AHF Praises Newsom for Signing Bill to Convert Buildings into Affordable Housing

In Featured, News by Ged Kenslea


Also commends California Assembly Member Miguel Santiago for authoring AB Bill 1695, which makes adaptive reuse of existing buildings permanently eligible for the state’s affordable multifamily housing loan programs


The bill, which defines ‘adaptive reuse’ to mean the retrofitting and repurposing of an existing building to create new residential units, was signed yesterday by Gov. Newsom


LOS ANGELES (September 29, 2022) California Assembly Bill 1695 (Miguel Santiago, D- 53rd District), which will allow for state funding and loans for the development of affordable multifamily housing projects utilizing ‘adaptive reuse’ of existing buildings, was signed into law yesterday by California Governor Gavin Newsom. The bill was sponsored by AHF.
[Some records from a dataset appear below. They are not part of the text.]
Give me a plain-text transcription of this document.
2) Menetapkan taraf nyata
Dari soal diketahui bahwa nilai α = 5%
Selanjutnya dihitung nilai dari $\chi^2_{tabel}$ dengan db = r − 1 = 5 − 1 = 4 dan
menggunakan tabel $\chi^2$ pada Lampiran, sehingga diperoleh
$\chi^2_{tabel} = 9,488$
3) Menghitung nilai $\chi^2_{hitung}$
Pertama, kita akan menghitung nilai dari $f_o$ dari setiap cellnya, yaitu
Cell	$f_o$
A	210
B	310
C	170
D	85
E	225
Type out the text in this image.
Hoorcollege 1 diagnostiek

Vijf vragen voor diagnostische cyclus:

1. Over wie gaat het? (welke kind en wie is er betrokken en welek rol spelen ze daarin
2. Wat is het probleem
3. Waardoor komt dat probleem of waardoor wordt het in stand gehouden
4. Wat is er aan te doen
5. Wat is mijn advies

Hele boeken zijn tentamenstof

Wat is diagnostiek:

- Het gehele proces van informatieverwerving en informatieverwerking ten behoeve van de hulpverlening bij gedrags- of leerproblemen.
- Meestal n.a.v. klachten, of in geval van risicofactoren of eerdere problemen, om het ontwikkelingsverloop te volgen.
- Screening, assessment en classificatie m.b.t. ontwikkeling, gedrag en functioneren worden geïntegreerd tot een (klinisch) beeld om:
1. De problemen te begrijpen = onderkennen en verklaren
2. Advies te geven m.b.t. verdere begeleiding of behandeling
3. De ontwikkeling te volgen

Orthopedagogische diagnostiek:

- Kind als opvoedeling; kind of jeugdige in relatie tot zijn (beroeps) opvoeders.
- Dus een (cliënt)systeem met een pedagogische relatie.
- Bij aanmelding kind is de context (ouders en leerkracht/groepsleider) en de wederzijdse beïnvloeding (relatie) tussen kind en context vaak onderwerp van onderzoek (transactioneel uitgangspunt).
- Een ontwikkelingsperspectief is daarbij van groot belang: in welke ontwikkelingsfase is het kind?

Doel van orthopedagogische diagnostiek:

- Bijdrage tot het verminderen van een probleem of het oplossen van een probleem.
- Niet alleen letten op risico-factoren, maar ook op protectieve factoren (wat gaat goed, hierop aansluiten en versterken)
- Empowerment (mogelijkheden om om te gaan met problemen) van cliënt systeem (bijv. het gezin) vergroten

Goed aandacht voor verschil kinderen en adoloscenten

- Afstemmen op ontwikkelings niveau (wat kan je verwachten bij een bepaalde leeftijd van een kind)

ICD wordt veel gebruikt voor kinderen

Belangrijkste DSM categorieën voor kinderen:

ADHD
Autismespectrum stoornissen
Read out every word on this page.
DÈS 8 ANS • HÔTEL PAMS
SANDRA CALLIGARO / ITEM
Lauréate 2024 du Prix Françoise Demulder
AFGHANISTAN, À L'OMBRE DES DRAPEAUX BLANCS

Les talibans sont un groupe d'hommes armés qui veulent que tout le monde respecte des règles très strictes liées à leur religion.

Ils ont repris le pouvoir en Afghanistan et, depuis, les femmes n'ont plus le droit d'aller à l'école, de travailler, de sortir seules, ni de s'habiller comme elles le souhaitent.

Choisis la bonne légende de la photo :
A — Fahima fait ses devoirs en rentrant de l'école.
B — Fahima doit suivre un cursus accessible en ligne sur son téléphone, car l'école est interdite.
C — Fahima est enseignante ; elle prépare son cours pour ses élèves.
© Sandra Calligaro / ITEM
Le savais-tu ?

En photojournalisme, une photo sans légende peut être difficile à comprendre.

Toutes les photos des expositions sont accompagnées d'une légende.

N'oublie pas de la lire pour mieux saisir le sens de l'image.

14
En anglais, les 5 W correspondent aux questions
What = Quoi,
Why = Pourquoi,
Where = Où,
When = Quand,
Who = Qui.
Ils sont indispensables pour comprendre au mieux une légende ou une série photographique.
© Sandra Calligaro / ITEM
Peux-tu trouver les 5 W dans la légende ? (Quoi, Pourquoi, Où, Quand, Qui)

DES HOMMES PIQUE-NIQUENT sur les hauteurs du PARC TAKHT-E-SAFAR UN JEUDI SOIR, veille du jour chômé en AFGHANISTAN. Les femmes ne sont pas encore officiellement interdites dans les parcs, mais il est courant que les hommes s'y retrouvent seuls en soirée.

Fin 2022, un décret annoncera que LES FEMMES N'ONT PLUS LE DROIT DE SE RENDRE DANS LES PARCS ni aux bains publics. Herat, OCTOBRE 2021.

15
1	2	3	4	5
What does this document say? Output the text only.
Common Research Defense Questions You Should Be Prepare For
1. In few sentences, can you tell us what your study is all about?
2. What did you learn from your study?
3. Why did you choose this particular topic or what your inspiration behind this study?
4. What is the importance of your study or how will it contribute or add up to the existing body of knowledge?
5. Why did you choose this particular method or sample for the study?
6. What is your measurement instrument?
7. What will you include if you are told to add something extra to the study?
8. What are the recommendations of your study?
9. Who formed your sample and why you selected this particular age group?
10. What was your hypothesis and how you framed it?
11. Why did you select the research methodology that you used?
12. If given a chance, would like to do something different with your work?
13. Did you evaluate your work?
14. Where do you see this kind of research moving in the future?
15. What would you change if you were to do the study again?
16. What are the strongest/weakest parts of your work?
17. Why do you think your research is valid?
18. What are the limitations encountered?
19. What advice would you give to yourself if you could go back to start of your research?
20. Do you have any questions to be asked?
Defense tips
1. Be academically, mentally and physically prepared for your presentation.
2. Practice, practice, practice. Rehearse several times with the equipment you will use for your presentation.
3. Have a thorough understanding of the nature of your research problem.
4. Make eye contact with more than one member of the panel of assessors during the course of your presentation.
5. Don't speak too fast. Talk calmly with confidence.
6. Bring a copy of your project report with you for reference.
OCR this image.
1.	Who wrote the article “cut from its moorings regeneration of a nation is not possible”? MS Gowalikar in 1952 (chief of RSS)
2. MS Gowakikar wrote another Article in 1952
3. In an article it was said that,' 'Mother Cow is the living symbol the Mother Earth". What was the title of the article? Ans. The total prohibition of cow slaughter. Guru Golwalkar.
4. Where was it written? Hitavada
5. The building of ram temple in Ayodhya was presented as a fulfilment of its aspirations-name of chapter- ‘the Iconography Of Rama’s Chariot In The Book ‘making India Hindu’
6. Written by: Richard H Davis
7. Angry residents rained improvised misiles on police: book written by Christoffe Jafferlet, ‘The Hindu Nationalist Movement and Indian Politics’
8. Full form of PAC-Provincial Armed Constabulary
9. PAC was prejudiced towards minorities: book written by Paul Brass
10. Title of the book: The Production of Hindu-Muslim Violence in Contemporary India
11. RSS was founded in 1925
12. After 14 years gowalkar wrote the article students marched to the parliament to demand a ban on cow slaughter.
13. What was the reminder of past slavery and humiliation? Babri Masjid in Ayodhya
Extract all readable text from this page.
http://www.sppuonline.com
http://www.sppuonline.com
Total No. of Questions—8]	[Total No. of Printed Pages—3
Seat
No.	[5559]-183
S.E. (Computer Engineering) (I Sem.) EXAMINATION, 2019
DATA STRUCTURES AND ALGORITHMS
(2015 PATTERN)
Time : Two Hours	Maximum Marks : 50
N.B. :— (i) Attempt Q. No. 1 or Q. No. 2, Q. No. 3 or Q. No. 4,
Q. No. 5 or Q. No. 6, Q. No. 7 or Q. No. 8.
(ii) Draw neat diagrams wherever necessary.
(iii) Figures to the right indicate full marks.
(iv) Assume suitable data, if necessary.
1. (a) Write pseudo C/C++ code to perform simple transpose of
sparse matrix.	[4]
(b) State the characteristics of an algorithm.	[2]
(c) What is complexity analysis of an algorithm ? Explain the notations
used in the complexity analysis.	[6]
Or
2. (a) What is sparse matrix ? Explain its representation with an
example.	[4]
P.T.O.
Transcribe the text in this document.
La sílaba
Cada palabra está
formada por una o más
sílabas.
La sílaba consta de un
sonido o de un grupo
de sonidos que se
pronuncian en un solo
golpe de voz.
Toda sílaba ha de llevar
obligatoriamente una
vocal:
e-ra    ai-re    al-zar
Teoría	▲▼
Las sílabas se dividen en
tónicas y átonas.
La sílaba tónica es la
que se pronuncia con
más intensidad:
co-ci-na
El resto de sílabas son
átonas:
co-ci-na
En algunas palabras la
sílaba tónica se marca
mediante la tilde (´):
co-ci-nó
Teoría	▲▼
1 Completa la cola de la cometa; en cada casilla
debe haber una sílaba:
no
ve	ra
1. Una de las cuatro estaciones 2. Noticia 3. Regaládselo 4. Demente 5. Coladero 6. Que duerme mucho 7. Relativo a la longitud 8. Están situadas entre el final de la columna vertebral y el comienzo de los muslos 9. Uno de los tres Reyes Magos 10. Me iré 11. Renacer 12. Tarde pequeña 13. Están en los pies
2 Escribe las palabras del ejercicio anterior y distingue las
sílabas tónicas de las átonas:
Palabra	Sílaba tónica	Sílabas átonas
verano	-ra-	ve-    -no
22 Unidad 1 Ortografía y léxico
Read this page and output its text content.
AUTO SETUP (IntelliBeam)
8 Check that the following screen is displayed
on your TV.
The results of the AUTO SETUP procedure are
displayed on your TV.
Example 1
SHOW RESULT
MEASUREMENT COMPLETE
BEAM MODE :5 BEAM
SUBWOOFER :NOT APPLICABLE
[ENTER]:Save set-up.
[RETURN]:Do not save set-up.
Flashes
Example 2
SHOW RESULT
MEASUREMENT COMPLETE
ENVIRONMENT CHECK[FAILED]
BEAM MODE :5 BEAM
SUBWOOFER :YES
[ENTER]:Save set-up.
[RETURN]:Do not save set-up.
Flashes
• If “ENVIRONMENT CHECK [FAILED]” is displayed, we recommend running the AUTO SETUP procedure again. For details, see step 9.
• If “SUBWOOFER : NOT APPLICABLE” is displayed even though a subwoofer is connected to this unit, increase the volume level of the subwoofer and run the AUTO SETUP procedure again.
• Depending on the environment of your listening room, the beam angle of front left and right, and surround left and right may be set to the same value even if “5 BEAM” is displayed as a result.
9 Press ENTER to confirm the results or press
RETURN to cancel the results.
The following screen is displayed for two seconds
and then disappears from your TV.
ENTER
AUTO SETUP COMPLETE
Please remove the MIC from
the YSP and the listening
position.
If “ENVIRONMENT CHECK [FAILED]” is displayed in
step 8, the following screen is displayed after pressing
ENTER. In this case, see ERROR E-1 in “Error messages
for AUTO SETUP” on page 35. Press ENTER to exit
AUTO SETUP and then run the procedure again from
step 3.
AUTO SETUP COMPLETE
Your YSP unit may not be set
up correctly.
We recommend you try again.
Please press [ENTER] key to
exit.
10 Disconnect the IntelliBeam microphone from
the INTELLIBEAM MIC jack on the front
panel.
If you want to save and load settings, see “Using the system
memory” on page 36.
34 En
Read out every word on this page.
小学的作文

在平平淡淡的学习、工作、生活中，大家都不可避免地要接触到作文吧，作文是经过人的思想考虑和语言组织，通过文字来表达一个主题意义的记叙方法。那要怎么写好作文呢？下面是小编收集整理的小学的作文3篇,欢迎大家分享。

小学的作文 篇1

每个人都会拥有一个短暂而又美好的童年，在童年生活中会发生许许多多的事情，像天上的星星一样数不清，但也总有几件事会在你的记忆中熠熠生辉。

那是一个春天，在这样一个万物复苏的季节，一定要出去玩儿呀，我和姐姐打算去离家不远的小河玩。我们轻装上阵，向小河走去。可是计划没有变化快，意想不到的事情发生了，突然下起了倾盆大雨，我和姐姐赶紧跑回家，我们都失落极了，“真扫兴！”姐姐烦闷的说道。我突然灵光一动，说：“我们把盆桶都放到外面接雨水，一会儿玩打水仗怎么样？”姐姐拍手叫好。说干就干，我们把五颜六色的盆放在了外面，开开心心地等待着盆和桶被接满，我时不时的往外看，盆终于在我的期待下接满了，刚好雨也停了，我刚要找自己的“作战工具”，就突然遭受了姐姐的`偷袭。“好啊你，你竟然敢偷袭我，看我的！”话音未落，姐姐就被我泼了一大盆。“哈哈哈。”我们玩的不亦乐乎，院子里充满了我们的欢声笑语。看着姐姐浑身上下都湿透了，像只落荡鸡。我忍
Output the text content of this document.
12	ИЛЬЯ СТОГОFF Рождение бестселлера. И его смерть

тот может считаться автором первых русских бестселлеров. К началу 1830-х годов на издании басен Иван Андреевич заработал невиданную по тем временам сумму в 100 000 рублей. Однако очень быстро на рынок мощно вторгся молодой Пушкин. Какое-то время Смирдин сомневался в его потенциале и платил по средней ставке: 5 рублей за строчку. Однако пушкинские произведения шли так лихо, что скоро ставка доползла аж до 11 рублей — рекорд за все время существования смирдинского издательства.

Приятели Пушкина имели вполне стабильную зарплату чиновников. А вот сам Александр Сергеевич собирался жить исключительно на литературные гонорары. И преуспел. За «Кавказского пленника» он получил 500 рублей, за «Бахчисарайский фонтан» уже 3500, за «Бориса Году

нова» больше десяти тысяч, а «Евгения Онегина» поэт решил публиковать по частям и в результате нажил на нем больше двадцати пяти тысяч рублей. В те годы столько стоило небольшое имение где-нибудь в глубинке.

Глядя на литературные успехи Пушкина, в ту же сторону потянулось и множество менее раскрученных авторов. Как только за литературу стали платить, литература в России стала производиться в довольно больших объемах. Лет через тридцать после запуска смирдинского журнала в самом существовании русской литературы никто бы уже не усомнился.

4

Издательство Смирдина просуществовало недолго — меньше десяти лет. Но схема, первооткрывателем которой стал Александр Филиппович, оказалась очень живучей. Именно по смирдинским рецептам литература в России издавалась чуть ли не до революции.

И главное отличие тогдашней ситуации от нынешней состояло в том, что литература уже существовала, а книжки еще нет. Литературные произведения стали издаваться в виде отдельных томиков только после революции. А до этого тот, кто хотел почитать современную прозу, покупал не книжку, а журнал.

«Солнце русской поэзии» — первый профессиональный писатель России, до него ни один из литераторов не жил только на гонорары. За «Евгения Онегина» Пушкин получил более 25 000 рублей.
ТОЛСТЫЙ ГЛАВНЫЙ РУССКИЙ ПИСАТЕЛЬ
“We are thrilled that Governor Newsom signed AB 1695, a bill that, through the incredible leadership of Assembly Member Miguel Santiago, promotes affordable housing through adaptive reuse – the use of existing buildings like vacant hotels and other underutilized buildings,” Susie Shannon, Policy Director for Housing Is A Human Right (HHR), AHF’s housing advocacy division. “Experience has shown that utilizing existing buildings and infrastructure can help house people for less money and quicker than traditional building. Over 70,000 units and multiple buildings are vacant in the City of Los Angeles with over 41,000 people who are unhoused. Promoting adaptive reuse is a step in the right direction.”


Santiago’s bill streamlines creation of thousands of cost-effective housing units desperately needed to help house California’s homeless and extremely-low-income population. California currently ranks number one in homelessness in the U.S., with just over 161,000 individuals reportedly homeless.


AB 1695 would:

“This bill would provide that any notice of funding availability issued by the department for an affordable multifamily housing loan program shall state that adaptive reuse of a property for affordable housing purposes is an eligible activity. The bill would define “adaptive reuse” for these purposes to mean the retrofitting and repurposing of an existing building to create new residential units, as specified.”


Since 2017, AHF through its Healthy Housing Foundation (HHF) has been purchasing, restoring, and re-populating  13 Greater Los Angeles area single-room-occupancy buildings and other hotels and motels (1,425 rooms and counting) at a low cost, to provide everyday Angelinos with the access to desperately needed affordable housing for the city of Los Angeles. Healthy Housing Foundation works as a direct provider of housing for extremely-low-income and formerly homeless individuals and utilizes adaptive reuse of existing buildings to create its housing stock.


AHF’s housing advocacy division, Housing Is A Human Right, is also currently hosting an exhibit, “Adaptive Reuse: Transforming Buildings, Transforming Lives” in the lobby at HHF’s Barclay Hotel (103 4th Street, Los Angeles, CA 90013). The exhibit is open to the public Tuesdays and Thursdays from 2:00 p.m. to 6:00 p.m.